David Campany: On Photographs

7.12.2020

Besprochen von Judith Böttger

Jede Forschungsdisziplin bildet im Lauf der Zeit ihren ganz eigenen Kanon aus. In der Literaturwissenschaft gehört Gérard Genettes »Die Erzählung« (1998) zur Pflichtlektüre, für die Fototheorie ist ein vergleichbarer Klassiker mit Sicherheit Susan Sontags »On Photography« (1977). In kritischer Absicht diskutierte Sontag in den sieben Essays dieses Buches die Fotografie als ein soziales und künstlerisches Phänomen. Dabei vergleicht sie zwar verschiedene fotografische Positionen, konkrete Bilder werden dabei jedoch eher gestreift.

Unübersehbar bezieht sich David Campany mit dem Titel seines in diesem Jahr erschienenen »On Photographs« auf Sontags Klassiker. Als Programmdirektor des International Center of Photography in New York ist Campany ein ausgewiesener Kenner der Fotografie, und erst jüngst war er Gastkurator der Biennale für aktuelle Fotografie in Mannheim, Ludwigshafen und Heidelberg. In seinem neuen Buch versucht er, durchaus im Unterschied zu Sontag, den Bogen vom einzelnen Bild hin zur Fotografie im Allgemeinen zu spannen.

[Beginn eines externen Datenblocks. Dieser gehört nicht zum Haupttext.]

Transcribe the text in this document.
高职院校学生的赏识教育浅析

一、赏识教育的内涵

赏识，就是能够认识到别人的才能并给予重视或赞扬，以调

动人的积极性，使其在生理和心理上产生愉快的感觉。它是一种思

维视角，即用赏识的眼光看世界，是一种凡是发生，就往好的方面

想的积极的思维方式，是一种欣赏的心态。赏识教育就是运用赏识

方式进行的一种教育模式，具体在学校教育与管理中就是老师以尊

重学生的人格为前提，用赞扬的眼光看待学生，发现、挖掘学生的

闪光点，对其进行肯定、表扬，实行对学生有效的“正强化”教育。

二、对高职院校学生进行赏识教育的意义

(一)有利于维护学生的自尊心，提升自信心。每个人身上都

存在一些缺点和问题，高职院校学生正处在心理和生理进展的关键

Die Konzeption des Buches überzeugt durch Stringenz: 120 Fotografien, 120 Texte. Man kann jede Doppelseite als ein individuelles Diptychon lesen, oder aber man begreift »On Photographs« als einen einzigen, umfassenden Essay. Anders gesagt: Man kann sich für eine Lektüre in gut verdaulichen Häppchen entscheiden oder durch ein kontinuierliches Lesen am Stück Querverbindungen herstellen. Dabei ist die Auswahl der Fotografien und der dahinterstehenden Fotograf*innen überraschend: Neben Klassikern (zum Beispiel Eugène Atget, Lee Friedlander, Vivian Maier, Henri Cartier-Bresson) greift Campany auch auf eher unbekannte Künstler*innen zurück. Die Reihenfolge seiner Bildbesprechungen folgt dabei keiner erkennbaren zeitlichen oder räumlichen Ordnung – als Leser*in wird man auf diese Weise angeregt, selbst assoziative Brücken zu schlagen. So fällt auf, dass in vier aufeinander folgenden Fotografien die Bewegung das Leitmotiv ist. Zur Sprache kommen hier Bilder von Eadward Muybridge, Frank and Lillian Gilbreth, Étienne-Jules Marey und John Baldessari.

Die essayistischen Texte, die Campany den Fotografien zur Seite stellt, sind gespickt mit (werk-)biografischen Anekdoten, historischen Bezügen und legen den Fokus darauf, wie über Fotografien nachgedacht werden kann. Häufig gelingt es Campany sehr gut, fototheoretische Bezüge herzustellen, beispielsweise wenn er über die vermeintliche Diskrepanz zwischen Betrachtungs- und Bildzeit (S. 52) oder über Autorschaft (S. 40) nachdenkt. An einigen Stellen bedient Campany jedoch Klischees, die ins Kitschige abzugleiten drohen: »A photograph is a trace, and so is a lipstick kiss, but what is a trace, exactly? It is a presence that marks an absence, and as such its meaning can never be exact.« (S. 100)

Bild und Text weisen bei Campany über sich hinaus und stehen in einem größeren diskursiven Kontext. Es ist zwar eine große Qualität des Buches, vom Spezifischen zum Allgemeinen zu verweisen, andererseits geht dadurch aber gerade das verloren, was »On Photographs« eigentlich von »On Photography« unterscheiden sollte: die methodische Konzentration auf die einzelne Fotografie. Einige Texte sind so biografisch, dass man bis zum letzten Satz warten muss, bis überhaupt auf das spezifische Bild Bezug genommen wird. »Café, Paris« (1959) von Saul Leiter wird im dazugehörigen Text noch nicht einmal erwähnt, hat also kaum mehr als illustrativen Charakter. David Campany bietet eine niedrigschwellige Erzählung zur Fotogeschichte, sie hätte aber durchaus auch »On Photographers« heißen können.

David Campany: On Photographs, London (Thames & Hudson) 2020. 264 Seiten, Hardcover, 22,3 × 18,1 cm, ISBN: 978-0-500-54506-5.

Judith Böttger studiert seit 2019 an der Folkwang Universität der Künste im M.A. Photography Studies and Research.